「先食い株高」に代償はつきものか?
今週の国内株市場は参議院選挙という政治イベントを通過して迎えたわけですが、日経平均はこれまでのところ株価水準の戻りをうかがう展開となっています。先週末に見せた株価の乱高下はひとまず落ち着きを見せている格好です。
そもそも、先週18日(木)の大幅下落の要因として、前日の米国株市場が利下げ期待の後退観測で下落していたことや、政治イベント(参議院選挙)や企業決算の見極めによる様子見、為替の円高、米中摩擦の長期化懸念などが挙げられています。
ただし、これらは新たに登場した材料ではありませんし、想定外の特別な動きがあった訳でもありません。また、これまでの株価の反応としては、「一段安でスタートした後にもみ合いの小動きが続く」というパターンが多く、取引時間中も下げ幅を拡大するという展開はあまり見られなかった光景です。そして、翌19日(金)の取引も、自律反発期待以外にコレといった材料がない中で上値を伸ばし、当日の高値圏を維持して終えています。

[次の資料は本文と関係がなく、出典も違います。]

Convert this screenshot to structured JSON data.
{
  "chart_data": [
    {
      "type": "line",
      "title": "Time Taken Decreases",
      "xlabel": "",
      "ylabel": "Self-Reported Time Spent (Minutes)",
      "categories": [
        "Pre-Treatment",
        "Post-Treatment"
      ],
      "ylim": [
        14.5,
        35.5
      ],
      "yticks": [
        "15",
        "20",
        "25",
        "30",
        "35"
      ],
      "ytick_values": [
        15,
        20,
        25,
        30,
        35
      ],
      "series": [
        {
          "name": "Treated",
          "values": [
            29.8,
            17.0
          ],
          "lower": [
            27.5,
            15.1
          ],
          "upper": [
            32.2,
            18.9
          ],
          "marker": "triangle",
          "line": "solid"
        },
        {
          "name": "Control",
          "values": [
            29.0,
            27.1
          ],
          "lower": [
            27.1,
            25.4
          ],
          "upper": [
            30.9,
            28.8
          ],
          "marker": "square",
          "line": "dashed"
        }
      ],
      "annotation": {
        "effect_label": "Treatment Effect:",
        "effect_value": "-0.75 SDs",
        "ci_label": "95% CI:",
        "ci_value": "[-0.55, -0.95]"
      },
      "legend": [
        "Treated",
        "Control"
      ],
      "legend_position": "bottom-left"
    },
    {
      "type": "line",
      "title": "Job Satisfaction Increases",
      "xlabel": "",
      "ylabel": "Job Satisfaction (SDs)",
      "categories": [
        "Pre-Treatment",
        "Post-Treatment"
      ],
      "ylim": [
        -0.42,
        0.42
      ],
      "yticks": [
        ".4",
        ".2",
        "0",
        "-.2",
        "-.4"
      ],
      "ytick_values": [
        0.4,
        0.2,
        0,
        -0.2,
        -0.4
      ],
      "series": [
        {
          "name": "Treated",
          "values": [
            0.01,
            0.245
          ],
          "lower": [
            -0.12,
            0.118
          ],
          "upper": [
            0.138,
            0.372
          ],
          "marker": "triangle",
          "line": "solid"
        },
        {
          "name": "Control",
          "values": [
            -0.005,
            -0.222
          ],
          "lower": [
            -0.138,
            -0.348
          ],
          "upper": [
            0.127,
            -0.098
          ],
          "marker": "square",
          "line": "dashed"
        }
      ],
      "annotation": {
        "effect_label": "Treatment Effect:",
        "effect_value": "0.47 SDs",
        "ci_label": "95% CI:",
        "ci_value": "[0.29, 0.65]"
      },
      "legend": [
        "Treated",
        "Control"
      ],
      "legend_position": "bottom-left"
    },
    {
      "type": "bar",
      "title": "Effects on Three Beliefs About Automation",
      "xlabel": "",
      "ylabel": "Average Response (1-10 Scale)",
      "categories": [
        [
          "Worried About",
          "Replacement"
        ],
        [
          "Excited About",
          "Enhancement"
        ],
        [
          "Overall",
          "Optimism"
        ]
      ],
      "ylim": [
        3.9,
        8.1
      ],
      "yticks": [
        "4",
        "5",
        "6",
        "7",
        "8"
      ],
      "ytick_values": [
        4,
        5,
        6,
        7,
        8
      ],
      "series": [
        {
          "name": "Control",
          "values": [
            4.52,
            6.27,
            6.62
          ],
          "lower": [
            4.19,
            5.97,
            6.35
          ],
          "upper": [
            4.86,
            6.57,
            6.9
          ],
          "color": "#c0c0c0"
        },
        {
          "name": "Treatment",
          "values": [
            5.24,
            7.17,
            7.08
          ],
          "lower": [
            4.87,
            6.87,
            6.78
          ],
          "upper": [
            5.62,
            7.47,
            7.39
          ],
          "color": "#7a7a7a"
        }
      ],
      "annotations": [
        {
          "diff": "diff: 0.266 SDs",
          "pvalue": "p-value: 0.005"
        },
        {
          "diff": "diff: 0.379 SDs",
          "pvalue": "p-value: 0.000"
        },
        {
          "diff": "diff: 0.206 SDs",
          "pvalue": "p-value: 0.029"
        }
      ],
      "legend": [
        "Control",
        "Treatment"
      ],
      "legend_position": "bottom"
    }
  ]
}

この2日間にわたる荒い値動きに対して「何だか良く分からない」という印象ですが、「突如として株価が大きく動く展開が発生したこと」そのものを捉える方が重要で、近いうちに相場に方向感が出てくるかもしれないことを意識しておく必要が出てきたのかもしれません。そんな中で来週は注目の米FOMCが予定されています。
米国株市場は主要株価指数が最高値圏での推移が続いていますが、これまでの株価上昇は世界景気の減速が警戒される中、米中摩擦改善や米FRBによる利下げの期待と後退を繰り返すことで描かれてきました。同じ材料によって押し上げられた株価はいわば金相場による「先食い株高」と見ることができ、株価が大きく動くとすれば下方向の可能性が高いと考えるため、注意が必要です。さらに上昇して行くにはそろそろ新たな材料が欲しいところです。
もちろん、今後の利下げ期待が継続することで上値を目指す展開もあり得ますが、予防的な利下げは「かなり疲れているのにドリンク剤を飲んで無理して元気を絞り出している」状況とも言え、いざ体調を崩してしまった際には、もうドリンク剤では効かない身体になっています。金融相場が一服し、株価が調整に入ったときの下落幅が大きなものになる可能性が高くなりそうなことは想定しておく必要があるかもしれません。